Generally, as systems get larger, it is more work to make large changes to them.
Building apps with an agile platform such as agileBase is very quick. However over the years, as new members of staff join, they may find it hard to work out how the system has been put together, which parts see a lot of use and which less.
Over the past months we’ve been working on addressing these things and we’re in the midst of designing some exciting further developments in that area too, but today I want to talk about the more technical aspects of making changes to very large and complex systems – what happens under the hood.
To understand why this is important let’s look at an example. Many businesses create calculations of component cost, VAT or other financial values, which then feed into many places of the system. Some customers have many hundreds of views, all referencing the same base calculation view.
What happens if we want to make a major change to that calculation view, such as adding or removing a field (gross and net figures as well as VAT perhaps)?
What you may not know is that when you do this, the system automatically checks and rebuilds every dependent view. While this is happening, users and even the API are blocked from reading or writing data. Usually everything wraps up in a second or two and no one notices the time lag but sometimes, when there are hundreds of dependent views, it can take longer, causing a queue of waiting requests to build up and eventually time out, resulting in people seeing error messages.
Incremental view rebuilding
As of today, if the system works out that it’s going to be too slow to update everything in one shot, it will switch to updating dependent views one by one, in the background, allowing people to go on working.

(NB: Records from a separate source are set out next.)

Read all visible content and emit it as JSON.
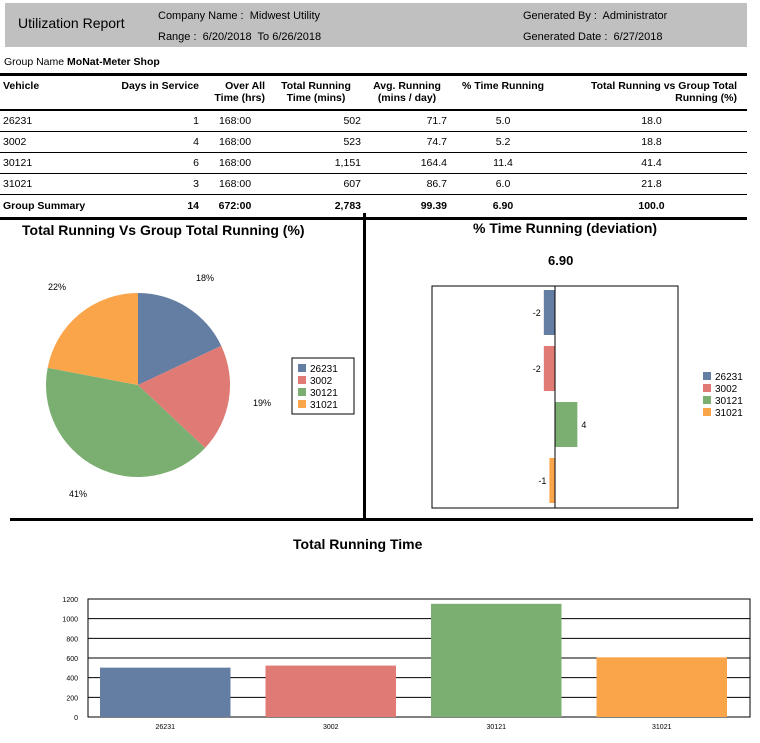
{
  "header": {
    "title": "Utilization Report",
    "company_label": "Company Name :",
    "company": "Midwest Utility",
    "range_label": "Range :",
    "range_from": "6/20/2018",
    "range_to_label": "To",
    "range_to": "6/26/2018",
    "generated_by_label": "Generated By :",
    "generated_by": "Administrator",
    "generated_date_label": "Generated Date :",
    "generated_date": "6/27/2018"
  },
  "group": {
    "label": "Group Name",
    "name": "MoNat-Meter Shop"
  },
  "table": {
    "columns": [
      "Vehicle",
      "Days in Service",
      "Over All Time (hrs)",
      "Total Running Time (mins)",
      "Avg. Running (mins / day)",
      "% Time Running",
      "Total Running vs Group Total Running (%)"
    ],
    "rows": [
      [
        "26231",
        "1",
        "168:00",
        "502",
        "71.7",
        "5.0",
        "18.0"
      ],
      [
        "3002",
        "4",
        "168:00",
        "523",
        "74.7",
        "5.2",
        "18.8"
      ],
      [
        "30121",
        "6",
        "168:00",
        "1,151",
        "164.4",
        "11.4",
        "41.4"
      ],
      [
        "31021",
        "3",
        "168:00",
        "607",
        "86.7",
        "6.0",
        "21.8"
      ]
    ],
    "summary": [
      "Group Summary",
      "14",
      "672:00",
      "2,783",
      "99.39",
      "6.90",
      "100.0"
    ]
  },
  "colors": {
    "26231": "#647ea3",
    "3002": "#df7a74",
    "30121": "#7baf72",
    "31021": "#fba54b"
  },
  "chart_data": [
    {
      "type": "pie",
      "title": "Total Running Vs Group Total Running (%)",
      "categories": [
        "26231",
        "3002",
        "30121",
        "31021"
      ],
      "values": [
        18,
        19,
        41,
        22
      ],
      "labels": [
        "18%",
        "19%",
        "41%",
        "22%"
      ],
      "legend": "right"
    },
    {
      "type": "bar",
      "orientation": "horizontal",
      "title": "% Time Running  (deviation)",
      "subtitle": "6.90",
      "categories": [
        "26231",
        "3002",
        "30121",
        "31021"
      ],
      "values": [
        -2,
        -2,
        4,
        -1
      ],
      "labels": [
        "-2",
        "-2",
        "4",
        "-1"
      ],
      "xlim": [
        -22,
        22
      ],
      "legend": "right"
    },
    {
      "type": "bar",
      "title": "Total Running Time",
      "categories": [
        "26231",
        "3002",
        "30121",
        "31021"
      ],
      "values": [
        502,
        523,
        1151,
        607
      ],
      "ylim": [
        0,
        1200
      ],
      "yticks": [
        "0",
        "200",
        "400",
        "600",
        "800",
        "1000",
        "1200"
      ],
      "grid": true
    }
  ]
}
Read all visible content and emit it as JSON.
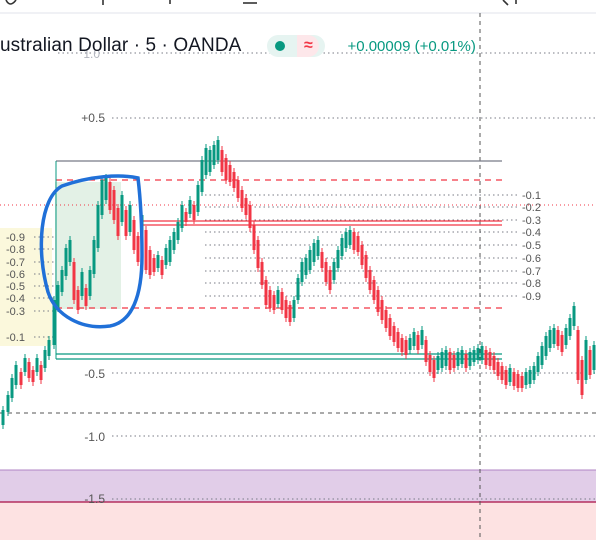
{
  "header": {
    "symbol_title": "ustralian Dollar · 5 · OANDA",
    "price_change": "+0.00009 (+0.01%)",
    "wave_symbol": "≈"
  },
  "colors": {
    "up": "#089981",
    "down": "#f23645",
    "fib_gray": "#787b86",
    "ellipse": "#2962ff",
    "zone_green": "#e3f1e6",
    "zone_yellow": "#fbf8dc",
    "zone_purple": "#e1cde8",
    "zone_pink": "#fde2e2"
  },
  "axis_labels": {
    "top_cut": "1.0",
    "p05": "+0.5",
    "m05": "-0.5",
    "m10": "-1.0",
    "m15": "-1.5"
  },
  "fib_right_labels": [
    "-0.1",
    "-0.2",
    "-0.3",
    "-0.4",
    "-0.5",
    "-0.6",
    "-0.7",
    "-0.8",
    "-0.9"
  ],
  "fib_left_labels": [
    "-0.9",
    "-0.8",
    "-0.7",
    "-0.6",
    "-0.5",
    "-0.4",
    "-0.3",
    "-0.1"
  ]
}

Now, while a view is waiting to be updated, people will see a message like this:
The system will generally rattle through rebuilding all views necessary, so even when there are many hundreds, people should have to wait no more than a minute or so. And parts of the system which aren’t affected can carry on being used as normal.
Most importantly, these background updates will take a lot less resources while running.
We know that some administrators have previously found it necessary to wait until evening time to change views which many others are dependent on, to avoid the danger of overloading the system as lots of users tried to use a system at the same time as it was being modified.
Hopefully with this update, hard working system administrators can regain some of their work-life balance!
What else has changed?
A number of other improvements have taken place recently – here are some notable ones:
Comment fields usability improvements
The user interface for adding and viewing comments has been much improved, in particular comment boxes are now more differentiated from normal editable text boxes, making it obvious which is which.
Secondly, we’ve introduced ‘comment tags’. When a comment is imported from an email someone sends the system (e.g. to attach an email to a contact sales enquiry automatically by forwarding it or BCC’ing the system), it will get tagged with the sender/recipient of the email. Chaser responses will also get tagged and in future, we may use tags for other things, or let people add their own.
Dates in spreadsheet exports
When a view is exported to a spreadsheet, any date fields will now become proper dates in Excel, rather than text representations of dates, so you can quickly sort and filter them without having to do extra work to transform the cell type.
Record merging improvements
The record merging feature has seen a lot of use and has had some usability improvements and bug fixes. In particular, when a comment is produced due to one unique value overwriting another, that comment won’t be included in the comment stream on the homepage. These comments were polluting the comment stream when heavily used.
Inline editing improvements
Relation fields can now be edited when a view is in inline editing mode. Some customers are finding this indispensable for speeding up particular data entry tasks.